L'amour dans l'ombre
Les ruines de Carthage © JEAN-PAUL GARCIN / PHOTONONSTOP
J’ai déjà par deux fois chroniqué des livres de Claude Pujade-Renaud. Pour les deux ce fut un grand plaisir de lecture et tout naturellement j’ai acheté celui à qui vient de sortir.
Fidèle à ses romans précédents l’auteur nous transporte ailleurs et loin dans le temps.
Carthage aux alentours de l’an 400 après JC. Le monde romain vit ses dernières années, le monde chrétien s’est rapidement étendu, le monde païen se métamorphose, les croyances ont évoluées, de nouvelles sectes ont vu le jour, les chrétiens s’opposent entre eux. Le peuple hésite entre ses habitudes, ses certitudes et les promesses de la nouvelle religion.
C’est une femme qui va prendre la parole, Elissa, une femme instruite, intelligente, encore belle. Elle vit près de Mégara (faubourg de Carthage ….vous vous rappelez ?) où elle pétrit l’argile pour gagner sa vie. Une rumeur va la ramener loin dans le temps, un évêque doit arriver d’Hippo Regius, un homme « tout feu tout flamme » et qui parait-il prêche bien.
Saint Augustin - Palais du Latran
Elissa le connait bien cet Augustinus, elle fut sa concubine pendant plus de quinze ans, elle fut la mère de son enfant. Tous deux appartenaient à la secte des manichéens.
Liés par un amour fou, combien elle l’a aimé et admiré cet Augustinus qui « pouvait réciter à la suite plusieurs chants de l’Enéide ou un traité de Cicéron »
Il l’a répudié pour un riche mariage, puis il s’est converti à la religion chrétienne sous la pression de Monnica sa mère, une mère aimante et inflexible et manipulatrice.
La conversion de Saint Augustin - Fra Angelico
C’est le portrait d’Elissa que nous dresse Claude-Pujade Renaud, une femme qui ne s’est jamais consolé de la perte d’Augustinus, qui a toujours suivi de loin son ambitieux compagnon, le début de sa célébrité, et aujourd’hui elle peut même le lire, chez Silvanus le scribe qui copie les discours, les sermons et lui permet d’entendre à nouveau la voix d’Augustinus à travers ses Confessions.
Benozzo Gozzoli.

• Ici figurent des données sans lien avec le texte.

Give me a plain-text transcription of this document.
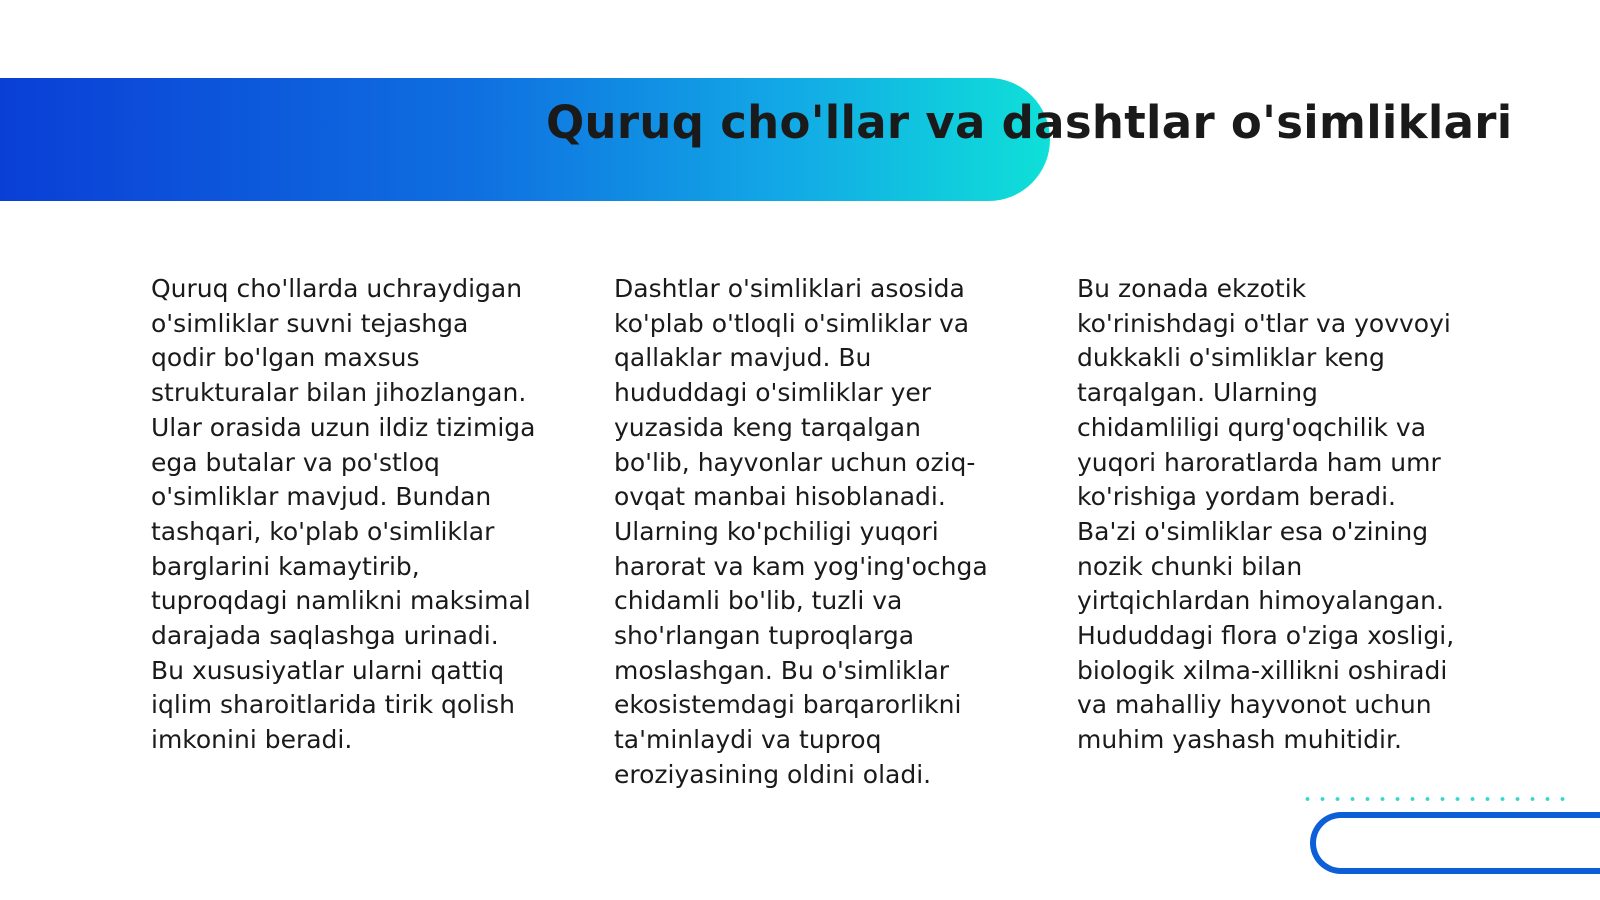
Quruq cho'llar va dashtlar o'simliklari

Quruq cho'llarda uchraydigan o'simliklar suvni tejashga qodir bo'lgan maxsus strukturalar bilan jihozlangan. Ular orasida uzun ildiz tizimiga ega butalar va po'stloq o'simliklar mavjud. Bundan tashqari, ko'plab o'simliklar barglarini kamaytirib, tuproqdagi namlikni maksimal darajada saqlashga urinadi. Bu xususiyatlar ularni qattiq iqlim sharoitlarida tirik qolish imkonini beradi.

Dashtlar o'simliklari asosida ko'plab o'tloqli o'simliklar va qallaklar mavjud. Bu hududdagi o'simliklar yer yuzasida keng tarqalgan bo'lib, hayvonlar uchun oziq-ovqat manbai hisoblanadi. Ularning ko'pchiligi yuqori harorat va kam yog'ing'ochga chidamli bo'lib, tuzli va sho'rlangan tuproqlarga moslashgan. Bu o'simliklar ekosistemdagi barqarorlikni ta'minlaydi va tuproq eroziyasining oldini oladi.

Bu zonada ekzotik ko'rinishdagi o'tlar va yovvoyi dukkakli o'simliklar keng tarqalgan. Ularning chidamliligi qurg'oqchilik va yuqori haroratlarda ham umr ko'rishiga yordam beradi. Ba'zi o'simliklar esa o'zining nozik chunki bilan yirtqichlardan himoyalangan. Hududdagi flora o'ziga xosligi, biologik xilma-xillikni oshiradi va mahalliy hayvonot uchun muhim yashash muhitidir.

Chapelle Saint-Augustin. San Gimigniano.
Un livre tout de passion. On passe du réel à l’imaginaire sans effort aucun, le tableau de cette période est très réussi, ce moment où comme le disait Paul Veyne « notre monde est devenu chrétien ».
L’auteur a su parfaitement joué de l’absence totale de traces de la concubine d’Augustinus et elle en fait un portrait sensuel et vibrant mélangeant l’Histoire et leur histoire d’une belle écriture.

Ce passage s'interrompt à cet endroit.